Резко повернувшись, он угрюмо посмотрел на нее. Я ретировался в направлении бара. В обществе мужа Линда Лоринг казалась другим человеком. В голосе и выражении лица сквозила язвительность, которой в недавнем нашем разговоре я не чувствовал, хотя она и злилась.
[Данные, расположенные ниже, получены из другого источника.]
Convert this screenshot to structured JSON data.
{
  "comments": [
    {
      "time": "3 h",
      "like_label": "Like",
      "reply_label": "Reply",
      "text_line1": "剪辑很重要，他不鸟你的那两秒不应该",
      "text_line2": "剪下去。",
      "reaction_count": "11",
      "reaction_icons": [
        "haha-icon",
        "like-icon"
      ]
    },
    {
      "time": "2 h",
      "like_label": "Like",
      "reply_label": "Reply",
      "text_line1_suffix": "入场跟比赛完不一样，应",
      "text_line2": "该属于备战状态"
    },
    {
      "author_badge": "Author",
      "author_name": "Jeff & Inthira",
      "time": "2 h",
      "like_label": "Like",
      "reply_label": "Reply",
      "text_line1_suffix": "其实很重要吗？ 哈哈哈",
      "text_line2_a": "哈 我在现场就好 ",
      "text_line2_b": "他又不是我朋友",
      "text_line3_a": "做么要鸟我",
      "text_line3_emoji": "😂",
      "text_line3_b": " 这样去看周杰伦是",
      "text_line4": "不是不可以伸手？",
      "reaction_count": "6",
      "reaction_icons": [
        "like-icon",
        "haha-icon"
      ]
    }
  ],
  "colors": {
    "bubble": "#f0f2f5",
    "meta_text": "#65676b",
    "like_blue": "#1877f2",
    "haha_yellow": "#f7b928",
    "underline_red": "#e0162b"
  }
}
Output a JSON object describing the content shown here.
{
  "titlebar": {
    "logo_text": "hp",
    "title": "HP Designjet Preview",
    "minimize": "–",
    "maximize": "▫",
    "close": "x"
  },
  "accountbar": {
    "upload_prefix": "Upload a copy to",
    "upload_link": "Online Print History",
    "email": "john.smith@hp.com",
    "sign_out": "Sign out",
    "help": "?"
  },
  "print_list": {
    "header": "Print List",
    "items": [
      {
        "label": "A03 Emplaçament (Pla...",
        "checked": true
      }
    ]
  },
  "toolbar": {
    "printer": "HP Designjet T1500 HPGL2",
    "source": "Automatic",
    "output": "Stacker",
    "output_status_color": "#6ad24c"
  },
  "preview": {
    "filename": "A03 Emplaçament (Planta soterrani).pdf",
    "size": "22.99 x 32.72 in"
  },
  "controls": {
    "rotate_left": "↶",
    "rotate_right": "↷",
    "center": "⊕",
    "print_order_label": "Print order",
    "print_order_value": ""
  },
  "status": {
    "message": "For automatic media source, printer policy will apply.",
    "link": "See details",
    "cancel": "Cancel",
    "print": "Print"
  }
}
У бара стоял Кэнди. Спросил, что я желаю выпить.
— Пока ничего, спасибо. Меня просил зайти мистер Уэйд.
— Es muy ocupado, señor.[9] Очень занят. — Я решил, что любовь к Кэнди мне не грозит. Я молча взглянул на него, и он тут же добавил: — Но я иду посмотреть. De pronto, señor.[10] — Он осторожно пробрался сквозь толпу и моментально вернулся.
— О’кей, приятель, пошли, — бодро пригласил он.
Я последовал за ним в глубину дома. Он открыл дверь. Я вошел, он прикрыл ее за мной, и шум сразу затих. Комната была угловая — большая, тихая, прохладная. За стеклянной дверью виднелись розовые кусты, в окне сбоку дышал кондиционер. С порога было видно озеро и Уэйда — он растянулся на длинном кожаном диване. На солидном письменном столе светлого дерева стояла пишущая машинка, рядом с ней — стопа желтой бумаги.
— Молодец, что пришли, Марло, — протянул он лениво. — Располагайтесь. Пропустили уже глоток-другой?
— Нет еще. — Я сел и посмотрел на него. На вид он был еще бледный и потрепанный. — Как ваша работа?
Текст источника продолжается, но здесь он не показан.